2

I try to implement plenty of time already (haha) Anderson-Darling normality test into C++. Here is my code. I know there is similar topic here but unfortunatelly it did not solve my problem.

Variance is calculated properly, uniform standartized distribution too I would guess. The problem is that b and c gives me NAN for my sample data 1, 2....10.

Would you have any idea where is the error in the formula - Anderson_Darling() see code below?

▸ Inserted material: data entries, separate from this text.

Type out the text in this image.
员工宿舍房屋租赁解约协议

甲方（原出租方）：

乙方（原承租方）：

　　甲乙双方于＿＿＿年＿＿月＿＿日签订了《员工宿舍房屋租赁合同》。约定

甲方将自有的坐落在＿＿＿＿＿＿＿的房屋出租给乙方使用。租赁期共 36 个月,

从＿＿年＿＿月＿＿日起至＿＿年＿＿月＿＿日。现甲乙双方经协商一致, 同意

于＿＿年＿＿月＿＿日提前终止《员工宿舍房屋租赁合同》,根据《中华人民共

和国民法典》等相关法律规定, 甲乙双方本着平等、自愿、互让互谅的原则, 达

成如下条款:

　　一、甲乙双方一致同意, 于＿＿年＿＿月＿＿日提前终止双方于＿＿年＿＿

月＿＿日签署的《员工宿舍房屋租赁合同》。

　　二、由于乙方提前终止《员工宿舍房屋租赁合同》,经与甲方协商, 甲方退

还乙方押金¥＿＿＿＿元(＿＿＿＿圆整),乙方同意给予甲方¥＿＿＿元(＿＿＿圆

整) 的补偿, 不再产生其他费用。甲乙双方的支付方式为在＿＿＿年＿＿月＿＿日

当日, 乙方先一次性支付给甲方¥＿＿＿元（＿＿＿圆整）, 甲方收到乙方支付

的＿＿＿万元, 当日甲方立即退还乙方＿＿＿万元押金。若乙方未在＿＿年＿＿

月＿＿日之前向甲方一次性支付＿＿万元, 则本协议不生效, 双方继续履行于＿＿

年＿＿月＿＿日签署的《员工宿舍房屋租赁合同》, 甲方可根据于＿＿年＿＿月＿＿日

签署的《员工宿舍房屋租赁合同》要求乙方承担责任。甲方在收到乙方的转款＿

The code is cut from the class for better clarity. I did not put here obvious methods like mean() etc.

double variance()
{
    double var_sum = 0.0;
    for(int i = 0; i < int(size); i++)            //(size is taken from a class)
        var_sum += pow(data.at(i)-mean(),2);
    return var_sum / (int(size)-1);
}

double phi(double x)
{
    double res =0.5 * erfc(-x * M_SQRT1_2);
    return res;
}

vector<double> tostdnormal()
{
    vector<double> Y (size);
    for(int i = 0; i < int(size); i++)
        Y.at(i) = (data.at(i) - mean())/(sqrt(variance()));
    return Y;
}

double Anderson_Darling()
{
    sort(data.begin(),data.end());
    int n = int(size);
    vector<double> Y = tostdnormal();

   double S = 0; double a = 0; double b = 0; double c = 0;
    for(int i = 0; i < n; i++)
    {
        a = 2.0 * (i+1) - 1;
        b = log(Y.at(i));
        c = log(1-Y.at(n-i-1));
        S += a * (b + c);
     }
return -n - S / n;


 }

Update - I changed b and c to this, and I get the output I expected.

b = log(phi(Y.at(i)));
c = log(1-phi(Y.at(n - i - 1)));
vlad
  • 193
  • 2
  • 10
  • `Y[i]` can be negative and you are taking the `log`. Besides, I cannot see where you are using the `phi` function – Damien Mar 12 '20 at 16:32
  • You are right, this is my version nr. 56 :-D. I will try corrected code tomorrow nevertheless I think there will be problem with log(negative value) it gives complex number. How to deal with this? – vlad Mar 12 '20 at 19:30
  • At the wikipedia page, they mention to take the log of the `F(Y[i])`, always positive, where `F()` is the CDF, not of the `Y[i]` – Damien Mar 12 '20 at 20:05
  • Pls correct me when I am wrong, but taking F(Y[i]) can result into negative value for N(0, 1). Red curve: https://en.m.wikipedia.org/wiki/Normal_distribution#/media/File%3ANormal_Distribution_PDF.svg – vlad Mar 12 '20 at 20:28
  • Actually I take the CDF https://en.m.wikipedia.org/wiki/Normal_distribution#/media/File%3ANormal_Distribution_CDF.svg so this should be positive. – vlad Mar 12 '20 at 20:30
  • 3
    If I understand well, `phi` is the CDF, but where are you using it? And a CDF is always positive (or null) – Damien Mar 12 '20 at 20:34
  • 2
    I corrected the program since phi() is missing there, and now it calculates properlty. Thx Damien. – vlad Mar 13 '20 at 07:28

0 Answers0